Painkiller: Hell & Damnation Review

Lee Abrahams

Fans of Painkiller will probably have already made their mind up about this game long ago. After all this is merely a souped up remake of a title that has been kicking around since 2004, with spiced up graphics and familiar levels given a bit of a remix. So fans of twitch-based gunplay and endless enemy hordes to dismember will instantly feel at home, for the rest of us though this feels too much like a journey back into the past and one that doesn’t particularly feel like it has aged like a fine wine.

Now I’ve no doubt that a few hardcore shooter fans will be in mid table flip already, ready to decry any slurs against one of their own, but there are very good reasons why the first-person shooter has evolved beyond mere point and blast philosophy. Back in the day, games like Doom, Quake and Duke Nukem reigned supreme, with levels full of foes, hidden rooms and minor key grabbing to make your way to the exit. Bosses were giant bullet sponges and all was well. Of course such games never had anything in the way of narrative, and all too often became exercises in memorising enemy spawns and health locations (especially on the higher difficulties). Such games were notoriously brutal for the unskilled and had the unending problem of how to keep players interested after the first hour or so, as by this point you were liable to have seen and blown into gibbets every enemy you were likely to encounter.


Shoot that big dude, and those little dudes, SHOOT EVERYONE!

The problem is that Painkiller suffers through every one of these foibles, and has the misfortune of being dropped in an era when top notch shooters are hardly in short supply. It doesn’t help when the action on offer never truly feels entertaining enough for you to overlook the many shortfalls. Take the story, which has never been a matter of major import for games of this ilk (just ask Serious Sam), which sees our hero, Daniel Garner, weary from countless battles and betrayals and still stuck in purgatory. Approached by Death for one last job in order to see his wife again, the entire plot revolves around Daniel killing everything in hell. Yes, the actual story is just to kill anything in sight. I would say they weren’t even trying when they came up with this, but that would be an affront to true slackers everywhere. Sure the story may not be important when you are tasked with blowing things into chunks, but at least some effort could have gone into modernising that aspect of the title.

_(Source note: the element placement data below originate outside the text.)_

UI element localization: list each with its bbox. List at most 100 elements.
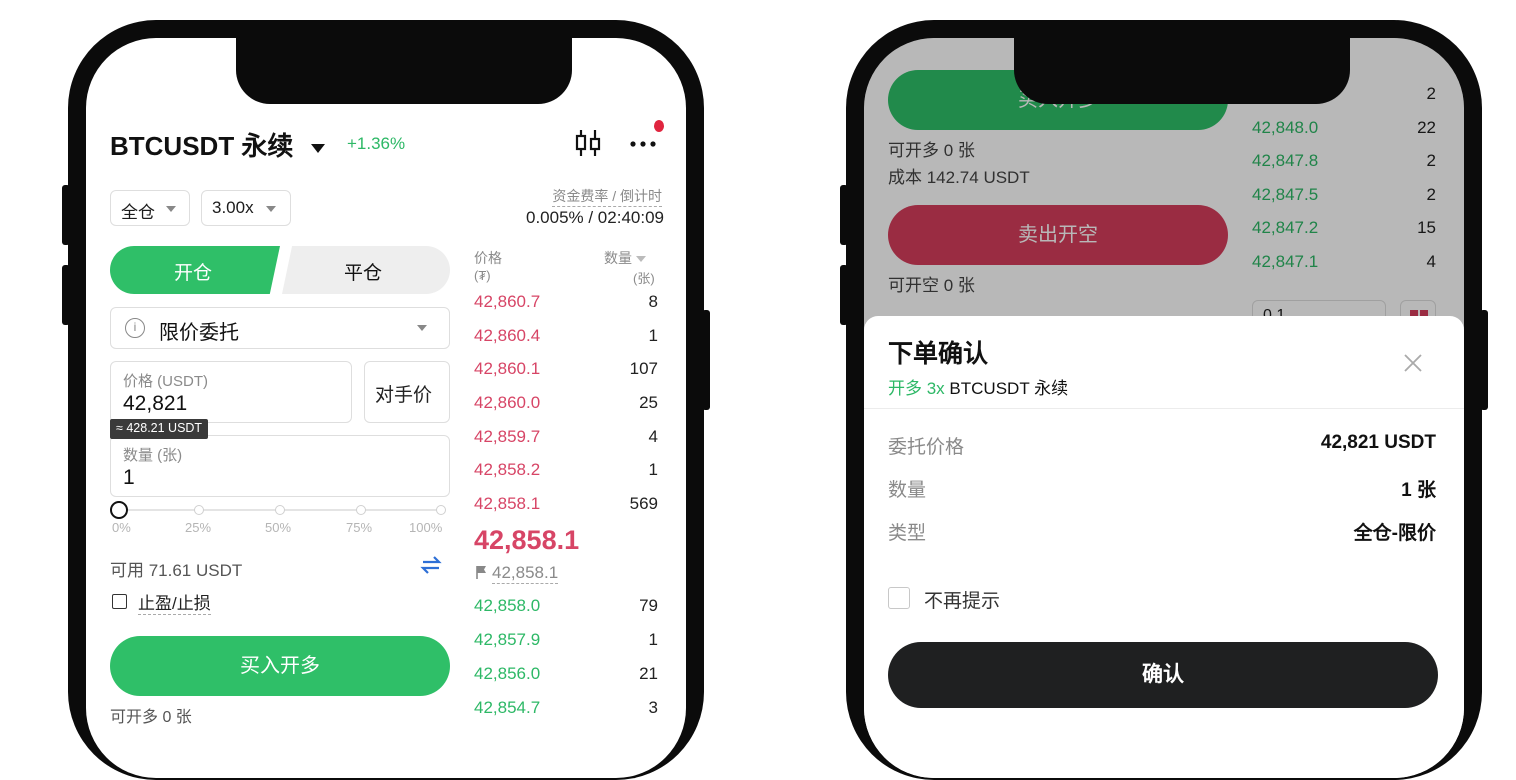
can-open-long: 可开多 0 张	[110, 709, 192, 726]
ask-qty: 4	[648, 427, 658, 446]
slider-tick[interactable]	[194, 505, 204, 515]
leverage-select[interactable]: 3.00x	[201, 190, 291, 226]
notification-dot-icon	[654, 120, 664, 132]
ask-qty: 569	[629, 494, 658, 513]
price-input-value: 42,821	[123, 392, 188, 415]
ask-row[interactable]: 42,860.7 8	[474, 286, 658, 319]
dont-remind-checkbox[interactable]	[888, 587, 910, 609]
phone-side-button	[702, 310, 710, 410]
tpsl-label[interactable]: 止盈/止损	[138, 589, 211, 615]
ask-price: 42,858.2	[474, 460, 541, 479]
symbol-title: BTCUSDT 永续	[110, 131, 294, 161]
order-type-value: 限价委托	[159, 322, 239, 344]
ask-row[interactable]: 42,859.7 4	[474, 421, 658, 454]
phone-side-button	[62, 265, 70, 325]
orderbook-price-unit: (₮)	[474, 268, 491, 283]
bid-qty: 79	[639, 596, 658, 615]
chevron-down-icon	[166, 206, 176, 212]
tab-close-label: 平仓	[344, 263, 383, 284]
phone-notch	[236, 38, 572, 104]
phone-notch	[1014, 38, 1350, 104]
ask-qty: 1	[648, 460, 658, 479]
ask-price: 42,860.1	[474, 359, 541, 378]
margin-mode-value: 全仓	[121, 203, 155, 222]
row-label-type: 类型	[888, 523, 927, 544]
approx-value-tooltip: ≈ 428.21 USDT	[110, 419, 209, 439]
slider-thumb[interactable]	[110, 501, 128, 519]
chevron-down-icon	[417, 325, 427, 331]
margin-mode-select[interactable]: 全仓	[110, 190, 190, 226]
leverage-value: 3.00x	[212, 198, 254, 217]
orderbook-price-header: 价格	[474, 250, 502, 266]
chevron-down-icon	[635, 256, 646, 263]
phone-side-button	[1480, 310, 1488, 410]
symbol-selector[interactable]: BTCUSDT 永续	[110, 126, 325, 163]
available-balance: 可用 71.61 USDT	[110, 561, 243, 580]
close-icon[interactable]	[1402, 352, 1424, 374]
row-value-type: 全仓-限价	[1353, 523, 1436, 544]
confirm-button-label: 确认	[1142, 663, 1184, 686]
dialog-divider	[864, 408, 1464, 409]
tpsl-checkbox[interactable]	[112, 594, 127, 609]
ask-row[interactable]: 42,858.1 569	[474, 488, 658, 521]
order-type-select[interactable]: i 限价委托	[110, 307, 450, 349]
mark-price-flag-icon	[476, 565, 488, 579]
slider-label-75: 75%	[346, 520, 373, 535]
tab-open-position[interactable]: 开仓	[110, 246, 280, 294]
bid-row[interactable]: 42,854.7 3	[474, 692, 658, 725]
buy-open-long-label: 买入开多	[240, 655, 320, 677]
ask-qty: 107	[629, 359, 658, 378]
ask-price: 42,860.4	[474, 326, 541, 345]
info-icon: i	[125, 318, 145, 338]
right-phone-frame: 买入开多 可开多 0 张 成本 142.74 USDT 卖出开空 可开空 0 张…	[840, 20, 1488, 780]
quantity-input-value: 1	[123, 466, 135, 489]
slider-label-0: 0%	[112, 520, 131, 535]
bid-row[interactable]: 42,857.9 1	[474, 624, 658, 657]
quantity-input[interactable]: 数量 (张) 1	[110, 435, 450, 497]
bid-qty: 3	[648, 698, 658, 717]
mark-price[interactable]: 42,858.1	[492, 563, 559, 584]
left-phone-frame: BTCUSDT 永续 +1.36% 全仓 3.00x 资金费率 / 倒计时 0.…	[62, 20, 710, 780]
transfer-icon[interactable]	[420, 555, 442, 575]
orderbook-qty-unit: (张)	[633, 271, 655, 286]
tab-open-label: 开仓	[174, 263, 213, 284]
bid-row[interactable]: 42,858.0 79	[474, 590, 658, 623]
bid-qty: 1	[648, 630, 658, 649]
ask-row[interactable]: 42,860.0 25	[474, 387, 658, 420]
ask-price: 42,859.7	[474, 427, 541, 446]
phone-side-button	[840, 185, 848, 245]
ask-row[interactable]: 42,860.4 1	[474, 320, 658, 353]
funding-rate-label[interactable]: 资金费率 / 倒计时	[552, 186, 662, 207]
slider-tick[interactable]	[275, 505, 285, 515]
price-input-label: 价格 (USDT)	[123, 373, 208, 390]
funding-rate-value: 0.005% / 02:40:09	[525, 208, 664, 227]
dialog-title: 下单确认	[888, 340, 989, 368]
slider-tick[interactable]	[356, 505, 366, 515]
ask-row[interactable]: 42,858.2 1	[474, 454, 658, 487]
phone-side-button	[840, 265, 848, 325]
chevron-down-icon	[310, 143, 325, 153]
ask-row[interactable]: 42,860.1 107	[474, 353, 658, 386]
chevron-down-icon	[266, 206, 276, 212]
slider-label-100: 100%	[409, 520, 443, 535]
bid-price: 42,858.0	[474, 596, 541, 615]
right-screen: 买入开多 可开多 0 张 成本 142.74 USDT 卖出开空 可开空 0 张…	[864, 38, 1464, 778]
buy-open-long-button[interactable]: 买入开多	[110, 636, 450, 696]
confirm-button[interactable]: 确认	[888, 642, 1438, 708]
candlestick-chart-icon[interactable]	[574, 128, 602, 158]
counter-price-button[interactable]: 对手价	[364, 361, 450, 423]
slider-tick[interactable]	[436, 505, 446, 515]
orderbook-qty-header[interactable]: 数量	[604, 248, 646, 268]
more-icon[interactable]	[628, 134, 662, 150]
price-input[interactable]: 价格 (USDT) 42,821	[110, 361, 352, 423]
quantity-input-label: 数量 (张)	[123, 447, 183, 464]
phone-side-button	[62, 185, 70, 245]
dont-remind-label: 不再提示	[924, 591, 1001, 612]
dialog-symbol: BTCUSDT 永续	[949, 379, 1069, 398]
tab-close-position[interactable]: 平仓	[282, 246, 450, 294]
bid-row[interactable]: 42,856.0 21	[474, 658, 658, 691]
left-screen: BTCUSDT 永续 +1.36% 全仓 3.00x 资金费率 / 倒计时 0.…	[86, 38, 686, 778]
ask-price: 42,860.7	[474, 292, 541, 311]
dialog-subtitle: 开多 3x BTCUSDT 永续	[888, 374, 1068, 399]
bid-qty: 21	[639, 664, 658, 683]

Still none of that matters if the game can deliver balls to the wall action and, to some extent, it does. Taking in a kind of Directors Cut of levels from the previous games you can expect plenty of foes to fall before your bizarre weaponry, and the Unreal Engine allows you to fling them about with disdain, blast off limbs and generally create as much havoc as possible. Sticking foes to the walls with stakes, sawing off limbs, freezing them and then blasting them into shards – the bouquet of death is certainly varied. The levels themselves offer a range of settings and enemies too, plus the satisfaction of laying into screen filling bosses remains as strong as ever. The controls never feel quite as responsive on a controller as they might on a PC, and enemy hit boxes often feel strangely fluid in terms of damage taken, but you still never feel like you’re anything less than a split second away from being the perfect killing machine.


Killing the undead to make sure they are more dead than before.

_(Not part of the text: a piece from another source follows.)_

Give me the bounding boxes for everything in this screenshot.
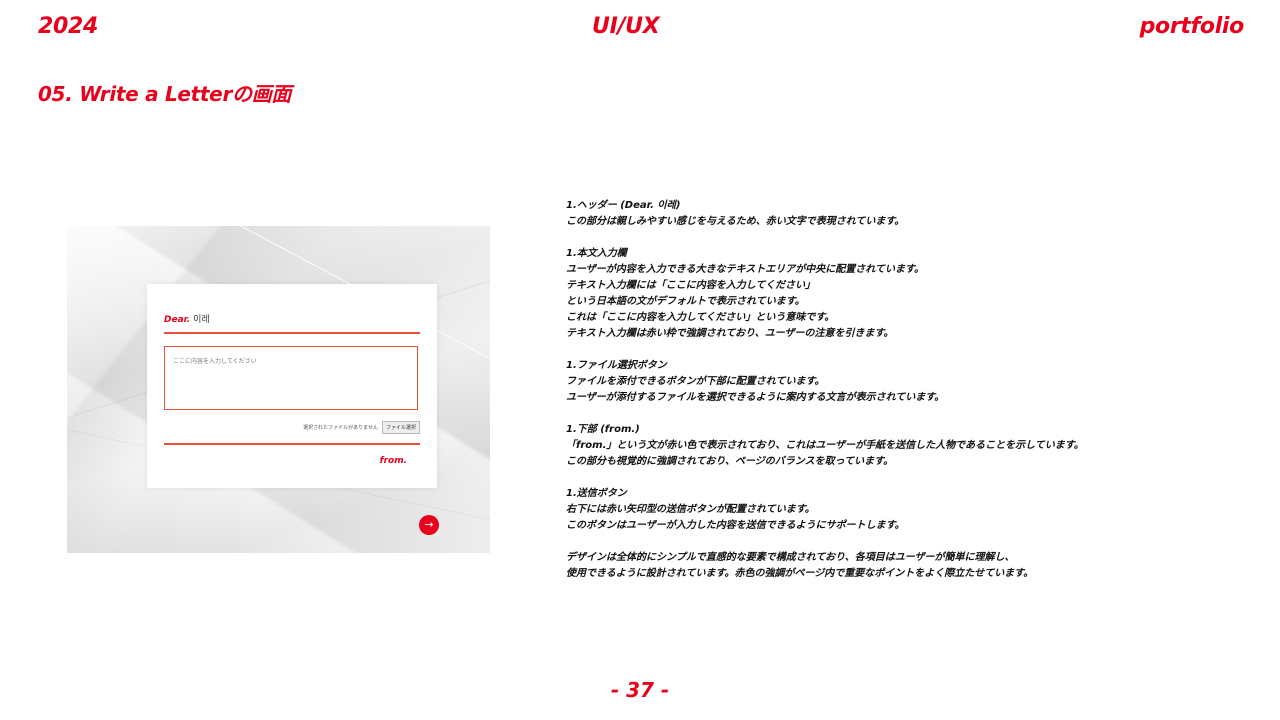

Sadly the good points end there, as the age old problem of such mindless blasters comes to the fore. Mainly being the tiredness of the combat and the sheer idiocy of your foes. Enemies take the shortest route directly towards you each time and EVERY time. There is no clever AI on show here, merely a procession of foes that will swarm you until either you or they lie twitching on the ground. It leads you back to the age old circle strafing techniques of yesteryear and the frankly ludicrous bunny hop method of mobility, that sees you flying around the claustrophobic arenas like a pogo stick champion on acid. Matters aren’t helped when enemies can pop into existence literally anywhere, so the number of frustrating deaths that occur as you try to bait a manageable horde into your killzone is pretty large. Enemies also have a habit of getting stuck on scenery, or each other, and some levels devolve into trudging around to find the few lost souls that some kind of pathfinding programme seems to have neglected. Hardly the stuff of FPS legend.

A lot of your time will also be spent blasting apart the surrounding landscape in a bid to find extra health, ammo or gold. Mainly because you seem to take a ton of damage from even the smallest foes. You’ll also be trying to find secret stashes to make the trips back to each checkpoint less of a regular occurrence and performing certain tasks within each level can see you rewarded with Tarot cards to help smooth your progress. The Tarot cards add a nice strategic element to the game, as you can assign the ones you unlock before tackling each level and then utilise them when you get in a jam. In fact they are pretty much a necessity for the harder difficulties as the brutal nature of the game can often result in you being overwhelmed if you aren’t especially careful.

The main issue seems to be that, after such a long wait for a console version, the fun is over before it ever truly begins. You can literally blitz through the game in five hours or so without truly breaking a sweat and there is little here to warrant a repeat performance. Sure you can tackle the harder difficulties, the highest of which is annoyingly locked away meaning achievement hunters can expect to slog through the game two or three times at least, but the game is simply not enough fun to justify it. The visual update to the original don’t seem quite as pronounced on the 360 either, which is unsurprising considering the console has nearly been around as long as the original title, so players are left with a rather dated looking experience that is easily trumped by the (cheaper) PC version.


Maybe we can suck the rage right out of these guys?

I suppose you can always hop into some multiplayer action instead, either by playing the very same single campaign in co-op, which is worth it just for the yucks of your partner being in a towel for seemingly no reason, or by trying out the pretty bland versus offerings. As you would expect you can hop into Deathmatch games and try and rack up a murderous rampage against your peers or try out some Capture the Flag action, which pretty much always devolves into a regular deathmatch game as no one stays alive long enough to move the flag anywhere. It’s decent but forgettable stuff and nothing here really matches a host of superior games that you probably already have on your shelf.

Painkiller: Hell & Damnation is a dated and faded experience that will only truly appeal to hardcore fans of the classic shooter genre, and even then you’d be hard pressed to care about this version if you have a PC capable of running the superior equivalent. The dull AI, monotonous combat, non-existent story and cramped levels are relics of past games that have since been updated for very specific and very valid reasons. There may still be some room for an out and out shooter, but Painkiller: Hell & Damnation is one title that is certainly feeling its age and never sticks around long enough to persuade you otherwise.



A rock style score that seems to match Hell with metal but soon becomes pretty tiresome.

Considering the HD upgrade this game is not exactly a looker and enemies, with the exception of some of the bosses, are fairly drab. The backdrops and locales fare better, but even then textures never seem to be as good as they should be.

Gather enemies into a group, shoot them all, repeat. Then go find the ones that got stuck on a wall somewhere.

A far too short collection of old game material with very little effort made to modernise the story or action. Even dedicated fans get short changed by merely getting a bunch of slightly altered levels that have already been available for years.

Unlock every tarot card, blow apart enemies in different ways and, oh yeah, complete the game multiple times because we LOVE IT when we have to do that.

Painkiller: Hell & Damnation is a relic of old school gaming that is just not as much fun as it was when it first emerged back in the day. Corralling dumb enemies into clusters in order to blow them into little pieces soon gets old, and the frustrating health mechanics and annoying reliance on perfect enemy spawn memorisation mean you spend too much time repeating sections until you get them just right. The short nature of the game, and the flimsy co-op and multiplayer offerings, mean that even as a budget title, Painkiller H&D never feels like value for money.